Council President Brian Goshow said the newsletter was dropped when the borough began adding onto what is posted on the website. The borough's website was recently updated, he said.
Goshow said he thinks it is a good idea to restart the newsletter, but has concerns about starting a Facebook page.
"If it's Souderton Borough's Facebook page, who authorizes who to run it?" he asked.
There would be a moderator, Munden said.
"The reason it scares me is because people are waiting to pounce on that kind of stuff," Goshow said of the Facebook page suggestion.
The borough's website shouldn't be the only thing the municipality depends on to communicate with residents, Littlefield said.
"I think you have to think of other avenues to reach out," he said.
In his experience, Goshow said, one of the problems that arises is the borough gets accused of favoritism because it lists a business or event and other businesses or groups whose event wasn't listed become upset.
"It's a challenge," Goshow said.
"It is a challenge," Munden said. "I can't sit here and say I'm gonna be able to communicate the right or wrong things, but I feel like there's not enough communication in this borough."
"To who?" Goshow asked.
"To the residents, to the people that live in this town," Munden said.
Communication is a two-way street and the borough does put out information, Goshow said.
"If people don't listen, they don't listen," he said.
"But you gotta make the effort of outreach to the community," Littlefield said.
"I don't think the newspaper and the website are enough," Munden said.
People communicate different today than 10 years ago, or even five years ago, council member Donna Rogers said.
Following a suggestion from council member Matt Mschichowski, it was decided that an exploratory committee would be formed to bring back suggestions and possibly become a permanent committee.
"It's a way to get it started," Mschichowski said.
Goshow, who is currently in his fourth four-year-term on council, said his experience was being ignored by the newer council members. Munden has been on council for two years. Rogers and Littlefield took office the beginning of this year.

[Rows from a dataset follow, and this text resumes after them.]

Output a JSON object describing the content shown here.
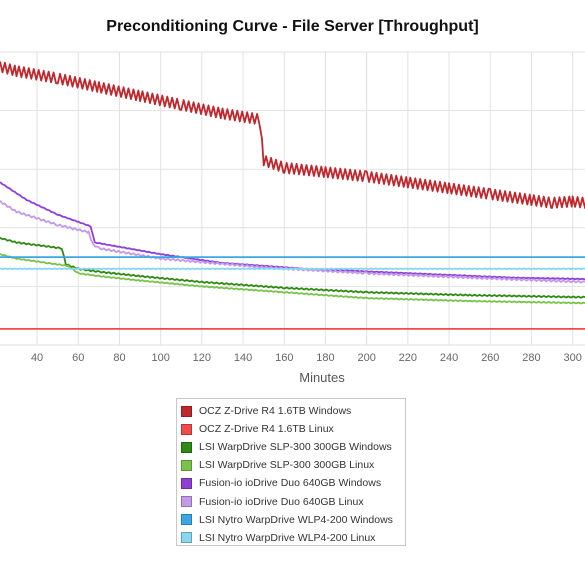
{
  "chart_data": {
    "type": "line",
    "title": "Preconditioning Curve - File Server [Throughput]",
    "xlabel": "Minutes",
    "ylabel": "",
    "xlim": [
      22,
      306
    ],
    "ylim": [
      0,
      10
    ],
    "x_ticks": [
      40,
      60,
      80,
      100,
      120,
      140,
      160,
      180,
      200,
      220,
      240,
      260,
      280,
      300
    ],
    "grid": true,
    "legend_position": "bottom",
    "series": [
      {
        "name": "OCZ Z-Drive R4 1.6TB Windows",
        "color": "#c0272d",
        "x": [
          22,
          30,
          50,
          70,
          90,
          110,
          130,
          148,
          150,
          160,
          180,
          200,
          220,
          240,
          260,
          280,
          290,
          300,
          306
        ],
        "y": [
          9.5,
          9.35,
          9.1,
          8.8,
          8.5,
          8.2,
          7.9,
          7.7,
          6.3,
          6.05,
          5.9,
          5.75,
          5.55,
          5.35,
          5.15,
          4.95,
          4.85,
          4.9,
          4.85
        ],
        "oscillation": 0.35
      },
      {
        "name": "OCZ Z-Drive R4 1.6TB Linux",
        "color": "#ef4b4b",
        "x": [
          22,
          306
        ],
        "y": [
          0.55,
          0.55
        ],
        "oscillation": 0
      },
      {
        "name": "LSI WarpDrive SLP-300 300GB Windows",
        "color": "#2e8a13",
        "x": [
          22,
          30,
          52,
          54,
          60,
          70,
          90,
          120,
          160,
          200,
          250,
          306
        ],
        "y": [
          3.65,
          3.5,
          3.3,
          2.75,
          2.6,
          2.5,
          2.35,
          2.15,
          1.95,
          1.8,
          1.7,
          1.63
        ],
        "oscillation": 0.04
      },
      {
        "name": "LSI WarpDrive SLP-300 300GB Linux",
        "color": "#78c44a",
        "x": [
          22,
          30,
          45,
          55,
          60,
          70,
          90,
          120,
          160,
          200,
          250,
          306
        ],
        "y": [
          3.1,
          2.95,
          2.8,
          2.7,
          2.45,
          2.35,
          2.2,
          2.0,
          1.8,
          1.6,
          1.5,
          1.43
        ],
        "oscillation": 0.03
      },
      {
        "name": "Fusion-io ioDrive Duo 640GB Windows",
        "color": "#8e3fd8",
        "x": [
          22,
          35,
          50,
          60,
          66,
          68,
          80,
          100,
          130,
          170,
          220,
          270,
          306
        ],
        "y": [
          5.55,
          4.95,
          4.45,
          4.2,
          4.05,
          3.5,
          3.35,
          3.1,
          2.8,
          2.6,
          2.45,
          2.3,
          2.25
        ],
        "oscillation": 0.02
      },
      {
        "name": "Fusion-io ioDrive Duo 640GB Linux",
        "color": "#c29ae9",
        "x": [
          22,
          30,
          50,
          65,
          67,
          70,
          100,
          150,
          200,
          250,
          306
        ],
        "y": [
          4.9,
          4.55,
          4.1,
          3.85,
          3.45,
          3.3,
          2.95,
          2.65,
          2.45,
          2.3,
          2.15
        ],
        "oscillation": 0.06
      },
      {
        "name": "LSI Nytro WarpDrive WLP4-200 Windows",
        "color": "#3aa7e4",
        "x": [
          22,
          306
        ],
        "y": [
          3.0,
          3.0
        ],
        "oscillation": 0
      },
      {
        "name": "LSI Nytro WarpDrive WLP4-200 Linux",
        "color": "#87d7f2",
        "x": [
          22,
          306
        ],
        "y": [
          2.6,
          2.6
        ],
        "oscillation": 0.02
      }
    ]
  }
}
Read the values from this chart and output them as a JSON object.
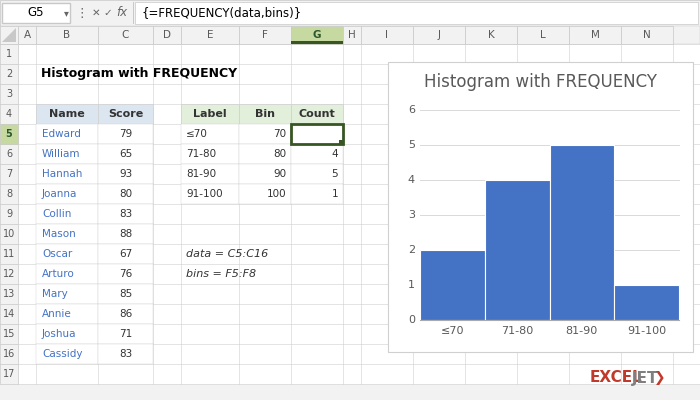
{
  "title": "Histogram with FREQUENCY",
  "spreadsheet_title": "Histogram with FREQUENCY",
  "formula_bar_cell": "G5",
  "formula_bar_formula": "{=FREQUENCY(data,bins)}",
  "col_headers": [
    "A",
    "B",
    "C",
    "D",
    "E",
    "F",
    "G",
    "H",
    "I",
    "J",
    "K",
    "L",
    "M",
    "N"
  ],
  "names": [
    "Edward",
    "William",
    "Hannah",
    "Joanna",
    "Collin",
    "Mason",
    "Oscar",
    "Arturo",
    "Mary",
    "Annie",
    "Joshua",
    "Cassidy"
  ],
  "scores": [
    79,
    65,
    93,
    80,
    83,
    88,
    67,
    76,
    85,
    86,
    71,
    83
  ],
  "labels": [
    "≤70",
    "71-80",
    "81-90",
    "91-100"
  ],
  "bins": [
    70,
    80,
    90,
    100
  ],
  "counts": [
    2,
    4,
    5,
    1
  ],
  "note_line1": "data = C5:C16",
  "note_line2": "bins = F5:F8",
  "bar_color": "#4472C4",
  "grid_color": "#d9d9d9",
  "header_bg_blue": "#dce6f1",
  "header_bg_green": "#e2efda",
  "selected_border": "#375623",
  "chart_title_color": "#595959",
  "chart_title_fontsize": 12,
  "axis_tick_fontsize": 8,
  "name_color": "#4472C4",
  "y_max": 6,
  "formula_color": "#c0392b",
  "exceljet_red": "#c0392b",
  "exceljet_gray": "#7f7f7f"
}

"Part of communication is listening," Goshow said. "I started [speaking] and I had three people continue to talk over top of me."
"I've been around the block a few times. If that doesn't mean anything to you, figure it all out yourself," he said. "Good luck with that."
"Just because you're paranoid of social media doesn't mean somebody can't do some research," Rogers said.
"You should probably check your words before you say things like people are paranoid about things," Goshow said.
"Well, you just said social media scares the hell out of you," Rogers said.
"It scares the hell out of me from a governmental standpoint," Goshow said. "I'm just being reasonable."
The discussion then moved on to a suggestion made earlier this month by resident Charl Wellener that borough meetings be videotaped.
Other variations raised at the Feb. 17 meeting included audio taping or live streaming. The video or audio could then be made available on the borough's website or through social media for people who weren't able to attend the meeting, Munden said.
"It's also a historical record," she said.
"If you put it on record, though, you've gotta keep it, you've gotta store it," Goshow said. "There's a challenge to that, a cost challenge."
Wellener said she's talked to people in other towns that videotape their meetings.
"The initial output for the costs was minimal, around $200, $250," she said.
The storage is done over the internet, she said.
Having the recording available gives people who couldn't be at the meeting the chance to hear everything that was said, rather than just getting a summary, she said.
The exploratory committee will add recording the meetings into the things it is looking into for increased communication and will report back to the full council, Munden said.